Nous avions présenté lors de sa parution en français, son recueil Lettres à Poséidon, (ICI) puis (ICI). Il n'y avait aucun doute, Cees Nooteboom remplissait son cœur, ses bronches, ses yeux de l'univers de la Sérénissime. plusieurs textes glanés de ci de là et tous décrivant des images autant que les sentiments de l'auteur à leur souvenir, renforcèrent vite l'idée que l'auteur était vénitien dans son âme comme dans son cœur. Ce que confirme son nouvel opus. Ponctué de photographies de sa compagne, l'ouvrage est un régal.
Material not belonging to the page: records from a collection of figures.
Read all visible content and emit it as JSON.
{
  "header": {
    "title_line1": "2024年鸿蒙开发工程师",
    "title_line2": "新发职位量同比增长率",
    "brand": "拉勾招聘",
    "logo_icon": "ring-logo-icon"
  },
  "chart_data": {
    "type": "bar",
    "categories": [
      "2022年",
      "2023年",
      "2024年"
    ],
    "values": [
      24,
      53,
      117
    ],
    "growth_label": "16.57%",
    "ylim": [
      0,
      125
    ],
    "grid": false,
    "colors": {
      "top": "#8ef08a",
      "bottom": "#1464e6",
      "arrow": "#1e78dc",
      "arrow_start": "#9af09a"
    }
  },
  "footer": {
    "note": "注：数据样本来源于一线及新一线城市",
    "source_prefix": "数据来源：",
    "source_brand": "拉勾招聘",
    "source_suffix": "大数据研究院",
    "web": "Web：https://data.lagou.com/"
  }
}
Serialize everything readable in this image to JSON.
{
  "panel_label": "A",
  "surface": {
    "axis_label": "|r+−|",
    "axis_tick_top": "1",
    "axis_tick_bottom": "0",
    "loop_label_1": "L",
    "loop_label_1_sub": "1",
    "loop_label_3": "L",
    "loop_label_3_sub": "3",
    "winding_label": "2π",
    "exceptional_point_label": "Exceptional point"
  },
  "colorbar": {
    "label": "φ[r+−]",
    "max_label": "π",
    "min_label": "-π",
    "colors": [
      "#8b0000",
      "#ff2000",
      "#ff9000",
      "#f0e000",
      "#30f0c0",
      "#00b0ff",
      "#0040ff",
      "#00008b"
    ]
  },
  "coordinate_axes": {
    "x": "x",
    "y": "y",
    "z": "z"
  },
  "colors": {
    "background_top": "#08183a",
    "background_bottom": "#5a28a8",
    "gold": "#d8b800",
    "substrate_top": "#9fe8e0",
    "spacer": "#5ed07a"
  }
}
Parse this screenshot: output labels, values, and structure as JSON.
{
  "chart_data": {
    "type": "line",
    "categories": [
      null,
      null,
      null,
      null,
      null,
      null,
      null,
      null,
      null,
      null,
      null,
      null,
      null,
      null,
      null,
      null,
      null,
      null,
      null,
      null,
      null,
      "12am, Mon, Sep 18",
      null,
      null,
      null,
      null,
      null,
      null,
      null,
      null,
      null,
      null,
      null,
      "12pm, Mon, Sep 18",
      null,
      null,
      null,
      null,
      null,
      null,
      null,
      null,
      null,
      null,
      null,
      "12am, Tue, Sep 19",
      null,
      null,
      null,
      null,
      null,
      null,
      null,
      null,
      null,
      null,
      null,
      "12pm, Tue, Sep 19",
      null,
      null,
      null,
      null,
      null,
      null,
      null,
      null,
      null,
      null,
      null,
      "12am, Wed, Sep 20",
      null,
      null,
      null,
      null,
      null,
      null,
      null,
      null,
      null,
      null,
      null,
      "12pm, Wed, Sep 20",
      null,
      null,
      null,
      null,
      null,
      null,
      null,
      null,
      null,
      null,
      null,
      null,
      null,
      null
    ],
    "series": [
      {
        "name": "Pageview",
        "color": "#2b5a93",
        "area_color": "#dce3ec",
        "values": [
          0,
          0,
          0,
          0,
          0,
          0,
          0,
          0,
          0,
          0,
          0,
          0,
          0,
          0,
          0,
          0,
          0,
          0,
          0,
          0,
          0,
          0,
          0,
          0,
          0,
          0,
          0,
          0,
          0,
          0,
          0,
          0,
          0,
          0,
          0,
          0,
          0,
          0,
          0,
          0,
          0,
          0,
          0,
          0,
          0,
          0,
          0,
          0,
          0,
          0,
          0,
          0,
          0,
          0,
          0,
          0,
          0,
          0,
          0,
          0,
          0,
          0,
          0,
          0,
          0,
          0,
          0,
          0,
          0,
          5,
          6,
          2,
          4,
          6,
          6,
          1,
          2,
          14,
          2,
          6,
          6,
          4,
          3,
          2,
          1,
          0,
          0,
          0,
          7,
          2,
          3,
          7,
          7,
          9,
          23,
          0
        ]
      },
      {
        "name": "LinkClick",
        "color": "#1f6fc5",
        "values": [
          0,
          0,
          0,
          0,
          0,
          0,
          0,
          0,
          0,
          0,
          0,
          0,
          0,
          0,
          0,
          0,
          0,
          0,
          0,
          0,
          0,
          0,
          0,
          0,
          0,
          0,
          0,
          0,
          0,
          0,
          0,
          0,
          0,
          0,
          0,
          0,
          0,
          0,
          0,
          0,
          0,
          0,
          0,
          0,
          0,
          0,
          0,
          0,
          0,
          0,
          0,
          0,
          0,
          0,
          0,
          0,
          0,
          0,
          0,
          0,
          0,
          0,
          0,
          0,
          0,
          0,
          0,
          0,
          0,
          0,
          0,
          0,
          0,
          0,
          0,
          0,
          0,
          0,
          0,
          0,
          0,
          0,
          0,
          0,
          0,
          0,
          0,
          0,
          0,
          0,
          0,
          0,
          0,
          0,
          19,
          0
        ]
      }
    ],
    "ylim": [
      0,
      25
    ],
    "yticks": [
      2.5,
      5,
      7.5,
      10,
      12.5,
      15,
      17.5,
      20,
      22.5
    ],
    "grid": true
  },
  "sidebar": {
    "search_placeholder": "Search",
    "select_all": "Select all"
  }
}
Nombreux sont les livres consacrés à Venise. 
 
Récemment, il y eut l’excellent «Venise à double tour», de Jean-Paul Kauffmann (Les Equateurs, 2019), fine enquête sur les églises fermées de la Sérénissime, et voici donc ce «Venise, le lion, la ville et l’eau» qui rejoint les rayonnages consacrés à la Sérénissime. De nombreux passages auraient pu trouver leur place dans «Venise» l'ouvrage-anthologie des universitaires Delphine Gachet et Alessandro Scarsella paru chez Bouquins en 2016. Bien que beaucoup traduit, l’œuvre de Cees Nooteboom reste encore méconnue en France et c'est dommage.
 
© Catherine Hédouin - 2018

Nous, à Tramezzinimag, nous lisons systématiquement tout ce qu'il publie. Les «Lettres à Poséïdon» d'abord découvertes en anglais puis relues dans l'excellente traduction de Philippe Noble, et mais aussi «Le livre des jours», récit des nombreux séjours de l'auteur dans l'île de Minorque, au milieu de vestiges archéologiques...
 
Lu dans le blog du critique d'art Thierry Guinghut, ces propos très justes : « Le plus difficile à Venise est de retrouver les sensations et impressions intenses de la premières fois. Chaque nouvel ouvrage est ainsi lu dans cet espoir de virginité nouvelle, avant le déflorement, mais aussi comme un approfondissement et une relance de ce qui nous a tant ému. Des ruelles, des points de vue, des égarements, des noms de peintres, d’écrivains, de musiciens, des plats, des parcours, des anecdotes uniques et finalement communes ». Ainsi du livre de Nooteboom où il propose une double lecture de la ville, en mots et en images.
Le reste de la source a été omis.